The Cape of Good Hope.
Our tour van weaved through the foggy roads of Cape Point, the air thick with salt and history. The tour guide spoke through the mic as he played a game of True or False.
“Is Cape Town the southernmost point of Africa?”
Geography nerd that I am, I answered, “No. It’s Cape Agulhas.”
“Good,” he said. “So why do I bring visitors here? Because I want you to remember: once upon a time, you sat in a classroom reading about this place. And now, you’re here. How many people can say that?”
He was right.
I stepped out of the van and took a deep breath. The oceans stretched endlessly before me, the waves crashing against the rocks. There it is: the sign that marks the end of a journey, a pilgrimage to a place that reassures.

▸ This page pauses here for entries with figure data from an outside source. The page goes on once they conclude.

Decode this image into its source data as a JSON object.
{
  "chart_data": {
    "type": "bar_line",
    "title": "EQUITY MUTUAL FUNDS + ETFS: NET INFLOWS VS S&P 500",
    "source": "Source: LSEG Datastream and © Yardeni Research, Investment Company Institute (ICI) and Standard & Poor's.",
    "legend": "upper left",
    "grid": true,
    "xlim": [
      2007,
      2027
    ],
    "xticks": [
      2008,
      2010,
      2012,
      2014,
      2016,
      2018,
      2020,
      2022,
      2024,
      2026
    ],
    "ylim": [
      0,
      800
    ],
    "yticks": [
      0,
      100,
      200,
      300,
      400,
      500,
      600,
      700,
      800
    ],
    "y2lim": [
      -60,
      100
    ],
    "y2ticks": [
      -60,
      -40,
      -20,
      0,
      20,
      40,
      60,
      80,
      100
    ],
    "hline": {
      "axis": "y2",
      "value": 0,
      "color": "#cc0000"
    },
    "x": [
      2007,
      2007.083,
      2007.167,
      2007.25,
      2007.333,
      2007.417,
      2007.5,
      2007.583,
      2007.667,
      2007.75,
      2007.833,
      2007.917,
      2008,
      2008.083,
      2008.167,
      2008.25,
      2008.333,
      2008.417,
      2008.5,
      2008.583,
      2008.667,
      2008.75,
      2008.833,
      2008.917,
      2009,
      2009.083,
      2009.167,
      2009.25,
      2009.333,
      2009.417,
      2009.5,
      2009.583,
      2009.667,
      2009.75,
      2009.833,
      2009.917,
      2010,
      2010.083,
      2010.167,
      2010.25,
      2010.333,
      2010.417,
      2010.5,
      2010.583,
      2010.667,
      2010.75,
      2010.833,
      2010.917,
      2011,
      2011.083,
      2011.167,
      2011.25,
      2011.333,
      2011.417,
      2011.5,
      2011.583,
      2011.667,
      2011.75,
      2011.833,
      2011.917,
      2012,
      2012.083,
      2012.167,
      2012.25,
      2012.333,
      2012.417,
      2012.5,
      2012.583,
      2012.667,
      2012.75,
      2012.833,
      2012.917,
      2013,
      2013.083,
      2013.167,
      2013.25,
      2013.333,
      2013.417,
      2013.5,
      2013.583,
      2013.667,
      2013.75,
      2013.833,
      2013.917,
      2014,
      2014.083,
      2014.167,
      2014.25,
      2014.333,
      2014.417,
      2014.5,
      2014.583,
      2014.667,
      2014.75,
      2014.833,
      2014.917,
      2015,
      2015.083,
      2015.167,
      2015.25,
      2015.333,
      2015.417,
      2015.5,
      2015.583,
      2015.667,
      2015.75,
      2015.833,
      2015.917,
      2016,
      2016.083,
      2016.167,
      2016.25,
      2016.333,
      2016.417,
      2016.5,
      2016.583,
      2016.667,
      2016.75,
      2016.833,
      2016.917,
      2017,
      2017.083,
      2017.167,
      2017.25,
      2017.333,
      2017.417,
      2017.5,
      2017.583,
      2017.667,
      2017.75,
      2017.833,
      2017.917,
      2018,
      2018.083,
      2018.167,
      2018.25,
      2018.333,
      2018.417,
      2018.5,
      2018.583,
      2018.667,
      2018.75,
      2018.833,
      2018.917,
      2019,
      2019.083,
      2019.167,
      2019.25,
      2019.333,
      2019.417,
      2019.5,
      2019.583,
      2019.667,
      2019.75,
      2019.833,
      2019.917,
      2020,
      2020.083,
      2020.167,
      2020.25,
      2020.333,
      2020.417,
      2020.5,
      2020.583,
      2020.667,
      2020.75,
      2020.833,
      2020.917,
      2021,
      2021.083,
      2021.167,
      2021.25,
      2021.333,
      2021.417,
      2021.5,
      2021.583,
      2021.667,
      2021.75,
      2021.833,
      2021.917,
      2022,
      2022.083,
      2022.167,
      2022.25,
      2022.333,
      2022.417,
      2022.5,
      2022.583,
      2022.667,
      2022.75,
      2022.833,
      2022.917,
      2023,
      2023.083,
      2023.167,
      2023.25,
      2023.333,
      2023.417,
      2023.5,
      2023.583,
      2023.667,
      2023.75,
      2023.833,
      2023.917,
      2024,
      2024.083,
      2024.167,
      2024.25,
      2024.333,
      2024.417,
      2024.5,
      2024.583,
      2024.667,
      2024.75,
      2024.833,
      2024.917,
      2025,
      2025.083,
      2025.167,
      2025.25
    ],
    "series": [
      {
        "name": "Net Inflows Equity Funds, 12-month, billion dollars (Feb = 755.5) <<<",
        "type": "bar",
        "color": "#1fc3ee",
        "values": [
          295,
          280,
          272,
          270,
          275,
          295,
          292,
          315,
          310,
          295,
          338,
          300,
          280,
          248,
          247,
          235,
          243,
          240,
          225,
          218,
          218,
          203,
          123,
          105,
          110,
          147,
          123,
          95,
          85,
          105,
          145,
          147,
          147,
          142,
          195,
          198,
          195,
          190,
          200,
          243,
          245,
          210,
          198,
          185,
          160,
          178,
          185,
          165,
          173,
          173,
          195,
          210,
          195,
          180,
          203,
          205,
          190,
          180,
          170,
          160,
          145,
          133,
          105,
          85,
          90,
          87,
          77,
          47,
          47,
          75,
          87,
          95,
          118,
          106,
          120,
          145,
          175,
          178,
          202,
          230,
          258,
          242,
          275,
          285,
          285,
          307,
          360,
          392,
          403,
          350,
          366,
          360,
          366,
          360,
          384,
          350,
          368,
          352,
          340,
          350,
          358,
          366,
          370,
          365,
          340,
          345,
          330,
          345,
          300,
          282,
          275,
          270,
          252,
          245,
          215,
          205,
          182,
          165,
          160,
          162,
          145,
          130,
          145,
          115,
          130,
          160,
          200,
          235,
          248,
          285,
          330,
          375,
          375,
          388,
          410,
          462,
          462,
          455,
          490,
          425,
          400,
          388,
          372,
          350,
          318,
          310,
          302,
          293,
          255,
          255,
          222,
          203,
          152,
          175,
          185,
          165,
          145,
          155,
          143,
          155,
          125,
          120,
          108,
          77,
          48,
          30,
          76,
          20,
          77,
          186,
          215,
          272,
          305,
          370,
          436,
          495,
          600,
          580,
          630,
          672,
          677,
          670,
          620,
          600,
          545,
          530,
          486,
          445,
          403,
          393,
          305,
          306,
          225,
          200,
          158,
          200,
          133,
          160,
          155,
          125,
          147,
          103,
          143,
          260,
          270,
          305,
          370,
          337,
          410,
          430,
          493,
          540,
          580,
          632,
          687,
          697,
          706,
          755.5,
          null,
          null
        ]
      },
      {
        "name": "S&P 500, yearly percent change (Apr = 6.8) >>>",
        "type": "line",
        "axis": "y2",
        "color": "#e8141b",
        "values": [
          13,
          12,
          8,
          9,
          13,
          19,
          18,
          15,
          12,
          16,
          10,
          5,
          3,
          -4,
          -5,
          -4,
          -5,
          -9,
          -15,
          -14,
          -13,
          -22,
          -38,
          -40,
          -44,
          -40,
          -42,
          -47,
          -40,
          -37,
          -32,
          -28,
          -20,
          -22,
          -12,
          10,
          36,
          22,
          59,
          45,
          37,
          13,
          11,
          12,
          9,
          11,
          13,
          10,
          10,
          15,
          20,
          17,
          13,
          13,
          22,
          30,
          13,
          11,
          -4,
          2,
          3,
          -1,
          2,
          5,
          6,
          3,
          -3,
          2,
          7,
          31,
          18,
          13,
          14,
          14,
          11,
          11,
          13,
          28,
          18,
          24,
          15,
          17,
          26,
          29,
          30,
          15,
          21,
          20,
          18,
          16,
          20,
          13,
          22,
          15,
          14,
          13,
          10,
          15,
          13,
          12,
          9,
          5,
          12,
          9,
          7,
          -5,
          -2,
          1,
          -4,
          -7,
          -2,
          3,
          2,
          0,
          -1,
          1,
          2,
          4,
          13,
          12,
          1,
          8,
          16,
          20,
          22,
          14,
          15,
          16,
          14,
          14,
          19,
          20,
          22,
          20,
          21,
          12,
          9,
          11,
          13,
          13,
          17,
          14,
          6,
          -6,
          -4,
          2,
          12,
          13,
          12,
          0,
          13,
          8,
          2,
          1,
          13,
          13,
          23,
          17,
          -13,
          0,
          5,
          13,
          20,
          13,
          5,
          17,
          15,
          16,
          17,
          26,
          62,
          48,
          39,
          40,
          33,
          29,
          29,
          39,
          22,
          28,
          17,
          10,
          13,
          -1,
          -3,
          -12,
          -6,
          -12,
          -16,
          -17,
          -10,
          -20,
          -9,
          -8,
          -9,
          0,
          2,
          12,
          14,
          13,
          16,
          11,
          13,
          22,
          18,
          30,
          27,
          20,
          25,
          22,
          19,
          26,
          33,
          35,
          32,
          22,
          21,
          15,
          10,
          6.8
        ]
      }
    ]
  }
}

Cape of Good Hope. A landmark that once meant salvation for weary sailors, a promise that the worst was behind them.
I breathed in the mist and tasted the salt in the air. Soon, from a teardrop or two.
I wasn’t crying over my ruined phone, or my credit card, or the sheer unluckiness of my entire trip. It was a moment of quiet realization.
Life will throw storms your way. It will make you feel lost. It will take things from you: your comfort, your money, your sense of security. But while some crises may drown you, some crises might just lead you to capes that remind you why you keep going. A place that reminds you that no matter what, the world is still beautiful.
I’m twenty-five now.
I’m just twenty-five.
I sail on with good hope. Always with good hope.